Babatunde Fashola, minister for works and housing, says he does not know what happened to the video camera he recovered at Lekki tollgate after the tragic shooting of peaceful #EndSARS protesters bald in October 2020.
Following the Lekki tollgate shooting, Fashola, led a Federal Government delegation of South-West governors and ministers on the directive of President Muhammadu Buhari to commiserate with Lagos State Governor, Babajide Sanwo-Olu over the loss of lives and destruction of properties in the violence that rocked the state last week.
While visiting the scene of the shooting, Fashola discovered a camcorder and subsequently, handed it over to Sanwo-Olu for forensic analysis and further investigation.
He had said the camera must have been planted by some subversive elements priory to the reported shootings for ulterior motives.
The minister, who picked up the camera with an aid of a handkerchief, handed it over to Sanwo-Olu, stating;
I think this will help with the ongoing investigations into the shootings at the Lekki Toll Gate.

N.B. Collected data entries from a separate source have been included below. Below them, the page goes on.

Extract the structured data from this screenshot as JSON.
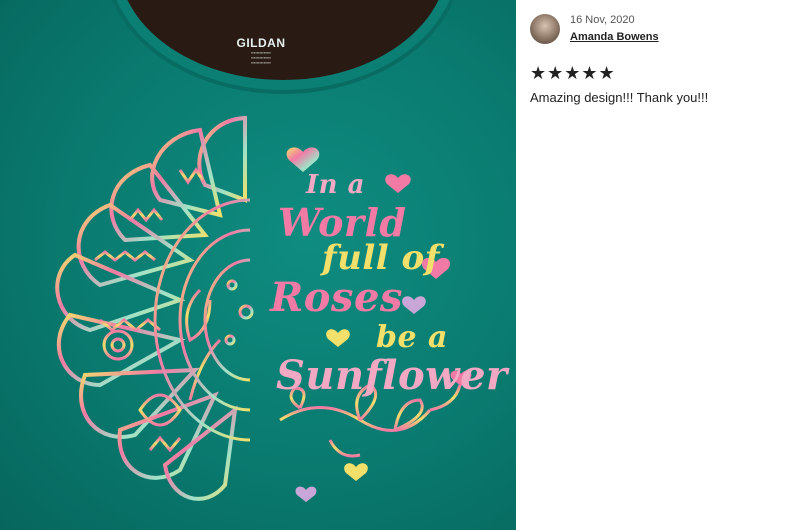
{
  "photo": {
    "shirt_label": "GILDAN",
    "quote": [
      "In a",
      "World",
      "full of",
      "Roses",
      "be a",
      "Sunflower"
    ]
  },
  "review": {
    "date": "16 Nov, 2020",
    "reviewer": "Amanda Bowens",
    "stars": "★★★★★",
    "comment": "Amazing design!!! Thank you!!!"
  },
  "colors": {
    "shirt": "#0a7a6f",
    "print_pink": "#f27aa5",
    "print_yellow": "#f2e06a",
    "print_mint": "#9fe2c8"
  }
}
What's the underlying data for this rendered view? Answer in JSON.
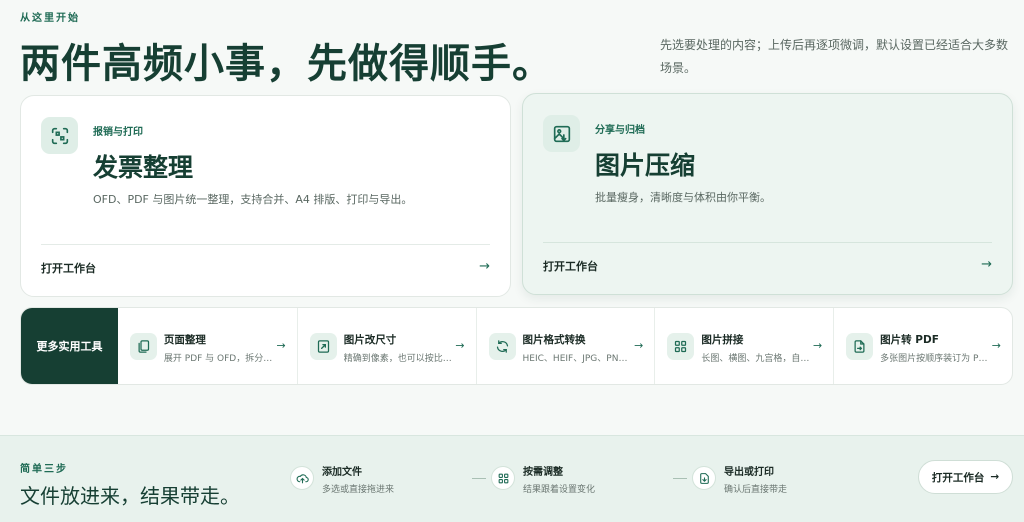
{
  "hero": {
    "eyebrow": "从这里开始",
    "title": "两件高频小事，先做得顺手。",
    "description": "先选要处理的内容；上传后再逐项微调，默认设置已经适合大多数场景。"
  },
  "cards": [
    {
      "icon": "invoice-scan-icon",
      "tag": "报销与打印",
      "title": "发票整理",
      "description": "OFD、PDF 与图片统一整理，支持合并、A4 排版、打印与导出。",
      "cta": "打开工作台"
    },
    {
      "icon": "image-compress-icon",
      "tag": "分享与归档",
      "title": "图片压缩",
      "description": "批量瘦身，清晰度与体积由你平衡。",
      "cta": "打开工作台"
    }
  ],
  "tools": {
    "lead_label": "更多实用工具",
    "items": [
      {
        "icon": "pages-icon",
        "title": "页面整理",
        "description": "展开 PDF 与 OFD，拆分、排序与删除页面"
      },
      {
        "icon": "resize-image-icon",
        "title": "图片改尺寸",
        "description": "精确到像素，也可以按比例缩放"
      },
      {
        "icon": "convert-icon",
        "title": "图片格式转换",
        "description": "HEIC、HEIF、JPG、PNG 之间互相转换"
      },
      {
        "icon": "grid-icon",
        "title": "图片拼接",
        "description": "长图、横图、九宫格，自由拼接"
      },
      {
        "icon": "image-to-pdf-icon",
        "title": "图片转 PDF",
        "description": "多张图片按顺序装订为 PDF 文件"
      }
    ]
  },
  "steps": {
    "eyebrow": "简单三步",
    "title": "文件放进来，结果带走。",
    "items": [
      {
        "icon": "upload-cloud-icon",
        "title": "添加文件",
        "description": "多选或直接拖进来"
      },
      {
        "icon": "adjust-icon",
        "title": "按需调整",
        "description": "结果跟着设置变化"
      },
      {
        "icon": "export-icon",
        "title": "导出或打印",
        "description": "确认后直接带走"
      }
    ],
    "button_label": "打开工作台"
  },
  "colors": {
    "brand_dark": "#163f33",
    "accent": "#1f6b55",
    "icon_bg": "#dfeee7"
  }
}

It requires forensic analysis and could be used in the investigations to unravel the mystery surrounding the shootings at the Toll Gate, I believe.
The discovery sparked a plethora of reactions on social media as many Nigerians, including celebrities, took to their pages to air their different views.
The clip of the former Lagos state governor picking up his discovery was turned into memes, that trended on the internet for months.
Speaking with Arise TV on Sunday, Fashola said he doesn’t know what became of his discovery.
The minister added that he should not be the one to answer questions on the camcorder, saying he had since handed it over to Lagos state government.
You should not be asking me. You have the tapes showing that I handed it over to the government of Lagos, so you have all the recordings. I think your people were there. So don’t ask me what happened to the camera. I don’t know.
On what he thought about the struggle by the youths to take power in 2023, Fashola said youths had ruled Nigeria more than the elderly.
He recalled that during the military regime, the officers who ruled Nigeria through the 1960s and 1980s were in their 30s and 40s.
The minister argued that most of these personalities remained on the scene.